What’s that buzzing sound? Plasterer bees make an early entrance in Rochester’s unseasonable spring.

Spring is in the air, but along with all the beautiful flowers and leaves come the not as favorable insects. One insect in particular that can be bothersome is a bee, and this year there has been an influx of Plaster (Plasterer) Bees in the Rochester area.

Plaster Bees are native to North America ranging from northern Canada to the Southern states of the United States. They are most active in the months of March through July and live in the ground. In their underground nests they create cells lined with polyester secretion giving them the nickname of the polyester bee.

Typically we are accustomed to bees flying at us in our gardens or on our decks from above, but this particular species reside in the ground. Since the Plaster Bees rise from the ground it take a lot of people by surprise, but according to Lynn Braband of Cornell Cooperative Extension there is no need to be alarmed because they are not very aggressive.

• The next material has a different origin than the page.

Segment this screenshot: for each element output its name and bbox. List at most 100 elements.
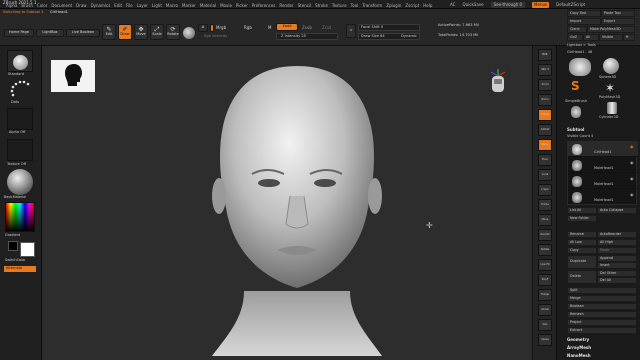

This trend of Plaster Bees is not just limited to Monroe County. These bees have made early spring homes around the surrounding areas as well because of the warm winter Western New York has been having. It is not uncommon to see them in large gatherings on bare ground or in lawns. According to the New York State Biodiversity Project, the majority of bees in New York State are solitary bees such as these, ground nesters and digger bees.

These Plaster Bees are important for fertilisation, as is any bee. They are particularly important because they only gather pollen from a few species of plants. Some of these Plaster Bees have an advanced pollen carrying system on their bodies and are beginning to be used for commercial pollination. Most of the bees that are seen outside are males who can’t actually sting anybody. The females, even though they can string, are not very hostile so it is not likely that they would. The influx is expected to go down within a few weeks.